The Book of Common Prayer (1717)



The book is a large paper copy—ten inches tall—but the text is very small and requires a magnifying lens (or very sharp eyesight) to read. None of the book is typeset. Rather the entire book is beautifully engraved in cursive italic script throughout on smooth, thick plate paper. Each page is surrounded by delicate symbolical borders containing musical instruments, cherubs, fruit, flowers, and many pages of the main text include one or more of a total of 129 different engraved scenes relevant to the particular text, 189 silver plates in all. Prefixed is a portrait of King George I, the lines on the king’s face being made by an inscription of the Lord’s Prayer, the Ten Commandments, the Creed, the Prayers for the Royal Family, and the 21st Psalm, all in writing so minute as scarcely to be read with the aid of a microscope.

The Maser copy is beautifully bound in 18th century red morocco, gilt tooled, double fillet panel borders on covers, paneled back with gilt diamond-shaped ornaments, and gilt edges. The rare volvelle, a circular paper dial which rotates on a string pivot used to find liturgical seasons and feasts and fast days, is in place and unsullied by time or abuse.

Information wheels (graduated movable paper circles-within-circles)—VOLVELLES as they are called—have been used since the thirteenth century to measure, record, predict, and calculate everything from the movement of heavenly bodies to oceanic tides. Some of the earliest volvelles are found in liturgical books helping clergy and laity to keep track of liturgical time. John Sturt included one in his upmarket prayer book of 1717.
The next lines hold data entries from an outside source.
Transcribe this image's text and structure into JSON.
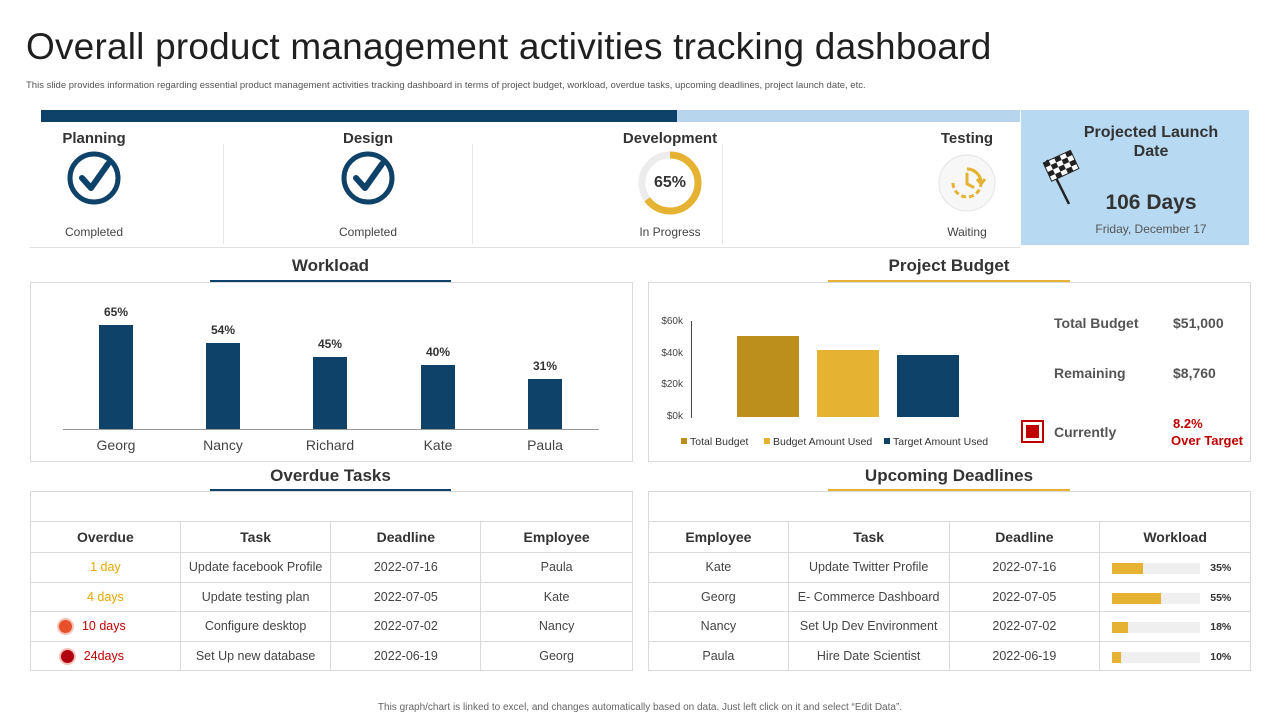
{
  "header": {
    "title": "Overall product management activities tracking dashboard",
    "subtitle": "This slide provides information regarding essential product management  activities tracking dashboard in terms of project budget, workload, overdue tasks, upcoming deadlines, project launch date, etc."
  },
  "stages": [
    {
      "label": "Planning",
      "status": "Completed",
      "icon": "check-circle-icon"
    },
    {
      "label": "Design",
      "status": "Completed",
      "icon": "check-circle-icon"
    },
    {
      "label": "Development",
      "status": "In Progress",
      "icon": "progress-ring-icon",
      "percent": "65%",
      "progress": 0.65
    },
    {
      "label": "Testing",
      "status": "Waiting",
      "icon": "clock-icon"
    }
  ],
  "launch": {
    "title": "Projected Launch Date",
    "days": "106 Days",
    "date": "Friday, December 17",
    "icon": "checkered-flag-icon"
  },
  "colors": {
    "navy": "#0e4269",
    "light_blue": "#b7d9f2",
    "gold": "#e5b232",
    "dark_gold": "#bc8f1c",
    "red": "#c00000"
  },
  "workload": {
    "title": "Workload",
    "chart_data": {
      "type": "bar",
      "categories": [
        "Georg",
        "Nancy",
        "Richard",
        "Kate",
        "Paula"
      ],
      "values": [
        65,
        54,
        45,
        40,
        31
      ],
      "labels": [
        "65%",
        "54%",
        "45%",
        "40%",
        "31%"
      ],
      "ylim": [
        0,
        100
      ]
    }
  },
  "budget": {
    "title": "Project Budget",
    "chart_data": {
      "type": "bar",
      "categories": [
        "Total Budget",
        "Budget Amount Used",
        "Target Amount Used"
      ],
      "values": [
        51000,
        42240,
        39000
      ],
      "colors": [
        "#bc8f1c",
        "#e5b232",
        "#0e4269"
      ],
      "ticks": [
        "$60k",
        "$40k",
        "$20k",
        "$0k"
      ],
      "ylim": [
        0,
        60000
      ]
    },
    "stats": {
      "total_label": "Total Budget",
      "total_value": "$51,000",
      "remaining_label": "Remaining",
      "remaining_value": "$8,760",
      "currently_label": "Currently",
      "currently_value": "8.2%",
      "currently_note": "Over Target"
    }
  },
  "overdue": {
    "title": "Overdue Tasks",
    "columns": [
      "Overdue",
      "Task",
      "Deadline",
      "Employee"
    ],
    "rows": [
      {
        "overdue": "1 day",
        "task": "Update facebook Profile",
        "deadline": "2022-07-16",
        "employee": "Paula",
        "color": "#e5a800",
        "dot": ""
      },
      {
        "overdue": "4 days",
        "task": "Update testing plan",
        "deadline": "2022-07-05",
        "employee": "Kate",
        "color": "#e5a800",
        "dot": ""
      },
      {
        "overdue": "10 days",
        "task": "Configure desktop",
        "deadline": "2022-07-02",
        "employee": "Nancy",
        "color": "#c00000",
        "dot": "#e8502a"
      },
      {
        "overdue": "24days",
        "task": "Set Up new database",
        "deadline": "2022-06-19",
        "employee": "Georg",
        "color": "#c00000",
        "dot": "#b00010"
      }
    ]
  },
  "deadlines": {
    "title": "Upcoming Deadlines",
    "columns": [
      "Employee",
      "Task",
      "Deadline",
      "Workload"
    ],
    "rows": [
      {
        "employee": "Kate",
        "task": "Update Twitter Profile",
        "deadline": "2022-07-16",
        "workload": "35%",
        "level": 0.35
      },
      {
        "employee": "Georg",
        "task": "E- Commerce Dashboard",
        "deadline": "2022-07-05",
        "workload": "55%",
        "level": 0.55
      },
      {
        "employee": "Nancy",
        "task": "Set Up Dev Environment",
        "deadline": "2022-07-02",
        "workload": "18%",
        "level": 0.18
      },
      {
        "employee": "Paula",
        "task": "Hire Date Scientist",
        "deadline": "2022-06-19",
        "workload": "10%",
        "level": 0.1
      }
    ]
  },
  "footer": "This graph/chart is linked to excel, and changes automatically based on data. Just left click on it and select “Edit Data”."
}
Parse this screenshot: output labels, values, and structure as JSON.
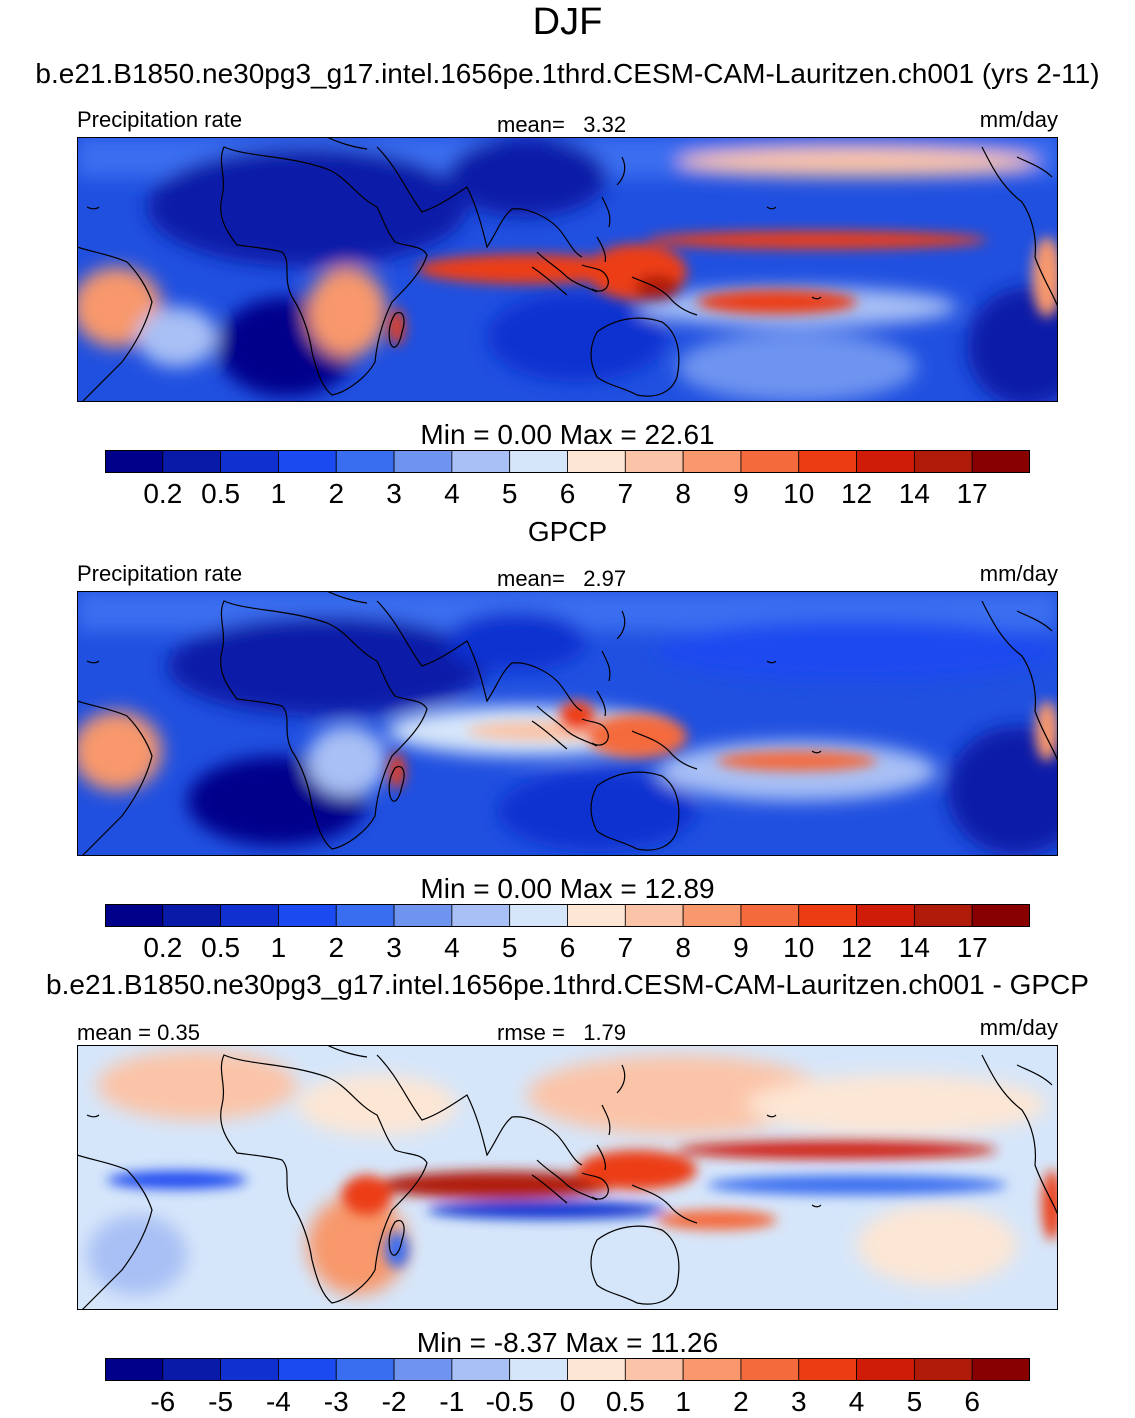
{
  "season": "DJF",
  "units": "mm/day",
  "abs_levels": [
    "0.2",
    "0.5",
    "1",
    "2",
    "3",
    "4",
    "5",
    "6",
    "7",
    "8",
    "9",
    "10",
    "12",
    "14",
    "17"
  ],
  "diff_levels": [
    "-6",
    "-5",
    "-4",
    "-3",
    "-2",
    "-1",
    "-0.5",
    "0",
    "0.5",
    "1",
    "2",
    "3",
    "4",
    "5",
    "6"
  ],
  "colors": [
    "#00008b",
    "#0a1aa8",
    "#1030d0",
    "#1a4af0",
    "#3a6ef0",
    "#6e94f0",
    "#a8c0f5",
    "#d6e6fa",
    "#fde6d4",
    "#fbc4a8",
    "#f8986c",
    "#f46a3c",
    "#ec3c14",
    "#cf1c08",
    "#b01a08",
    "#880000"
  ],
  "panels": [
    {
      "title": "b.e21.B1850.ne30pg3_g17.intel.1656pe.1thrd.CESM-CAM-Lauritzen.ch001 (yrs 2-11)",
      "left_label": "Precipitation rate",
      "center_label": "mean=",
      "center_value": "3.32",
      "right_label": "mm/day",
      "minmax": "Min =   0.00 Max =  22.61"
    },
    {
      "title": "GPCP",
      "left_label": "Precipitation rate",
      "center_label": "mean=",
      "center_value": "2.97",
      "right_label": "mm/day",
      "minmax": "Min =   0.00 Max =  12.89"
    },
    {
      "title": "b.e21.B1850.ne30pg3_g17.intel.1656pe.1thrd.CESM-CAM-Lauritzen.ch001 - GPCP",
      "left_label": "mean =   0.35",
      "center_label": "rmse =",
      "center_value": "1.79",
      "right_label": "mm/day",
      "minmax": "Min =  -8.37 Max =  11.26"
    }
  ],
  "chart_data": [
    {
      "type": "heatmap",
      "title": "b.e21.B1850.ne30pg3_g17.intel.1656pe.1thrd.CESM-CAM-Lauritzen.ch001 (yrs 2-11)",
      "variable": "Precipitation rate",
      "units": "mm/day",
      "mean": 3.32,
      "min": 0.0,
      "max": 22.61,
      "contour_levels": [
        0.2,
        0.5,
        1,
        2,
        3,
        4,
        5,
        6,
        7,
        8,
        9,
        10,
        12,
        14,
        17
      ]
    },
    {
      "type": "heatmap",
      "title": "GPCP",
      "variable": "Precipitation rate",
      "units": "mm/day",
      "mean": 2.97,
      "min": 0.0,
      "max": 12.89,
      "contour_levels": [
        0.2,
        0.5,
        1,
        2,
        3,
        4,
        5,
        6,
        7,
        8,
        9,
        10,
        12,
        14,
        17
      ]
    },
    {
      "type": "heatmap",
      "title": "b.e21.B1850.ne30pg3_g17.intel.1656pe.1thrd.CESM-CAM-Lauritzen.ch001 - GPCP",
      "units": "mm/day",
      "mean": 0.35,
      "rmse": 1.79,
      "min": -8.37,
      "max": 11.26,
      "contour_levels": [
        -6,
        -5,
        -4,
        -3,
        -2,
        -1,
        -0.5,
        0,
        0.5,
        1,
        2,
        3,
        4,
        5,
        6
      ]
    }
  ]
}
Today, though their functions have been largely replaced by computers, these unique artifacts are not only clever and amusing, but still relevant as a model for modern interactive design. The 20th century saw a mass audience develop for volvelles, often referred to as “wheel charts,” representing an enormous range of topics from astronomy to toys, from history to zoology, and from previewing color combinations to mixing cocktails. Persons interested in information design seek them out, while those interested in book and graphic design are thrilled by the surprise of finding them in ancient texts.